Playbook: Bring these ideas into your HR org

  • Shift to 90-day outcomes: Set 1-3 quarterly outcomes per team. Tie each to a customer or patient value metric. Keep scope small enough to finish.
  • Install lightweight peer feedback: 5-10 raters per person, named feedback, 3 prompts: What moved the needle? What to continue? What to change next cycle?
  • Build mission squads: Cross-functional teams with a clear product owner. Define decision rights up front. Time-box work and reviews.
  • Cut approval layers: Publish a decision matrix (who decides, who's consulted). Track time-to-decision and remove bottlenecks monthly.
  • Stand up a talent marketplace: Start with a skills inventory. Offer internal gigs and short projects. Match work to skills; link learning to those matches.
  • Protect psychological safety: Run structured retros. Coach managers on feedback quality. Ban "gotcha" behavior; promote curiosity and clarity.
  • Govern AI use: Define data privacy, bias checks, and audit trails. Calibrate recommendations with HRBPs and leaders each quarter.
  • Pilot, then scale: Start with one business unit for two cycles.
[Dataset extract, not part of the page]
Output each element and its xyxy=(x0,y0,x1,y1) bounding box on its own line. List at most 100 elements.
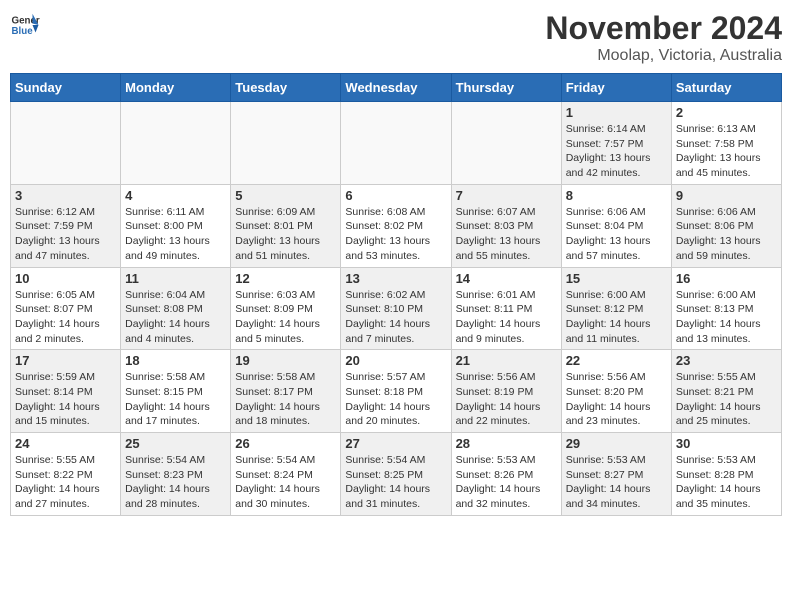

Share wins, fix friction, and roll out with champions.

Metrics that actually matter

  • Time to decision (from proposal to go/no-go)
  • Cycle completion rate (outcomes delivered per quarter)
  • Internal mobility rate and gig participation
  • Skills coverage vs. strategic roadmap (gaps closed per quarter)
  • Employee NPS/engagement and feedback quality score
  • Time to proficiency after role or project change
  • Customer/patient impact proxy (e.g., speed to listing, adoption, support tickets)

Common pitfalls and how to avoid them

  • Feedback fatigue: Cap requests, rotate raters, and use prompts that force specificity.
  • Busywork dressed as "agile": If a ritual doesn't change decisions, kill it.
  • Bias in named feedback: Add calibration sessions and pattern checks; coach for behavior-based examples.
  • Tool sprawl: Integrate performance, feedback, and skills into as few systems as possible.
  • Unclear decision rights: Publish and revisit. Confusion costs cycles.

30-60-90 day starter plan

  • Days 1-30: Pick one unit. Define 3 quarterly outcomes. Map decision rights. Draft feedback prompts and rater lists.
  • Days 31-60: Launch the first 90-day cycle. Run midpoint reviews. Begin skills inventory and gig board pilot.
  • Days 61-90: Close the cycle. Publish a one-page readout: outcomes, lessons, blockers, next bets. Expand gigs. Plan scale-up.

What this asks of HR

Operate like product teams. Treat employees as customers, skills as features, and cycles as release trains. Build data literacy, experiment with AI, and coach leaders to make cleaner, faster decisions.

If you're leveling up AI skills across HR, here's a curated place to start: AI courses by job function.

Bayer's move shows what happens when autonomy, short cycles, and a skills-first mindset meet real business goals. Less ceremony, more outcomes. That's a pattern worth copying.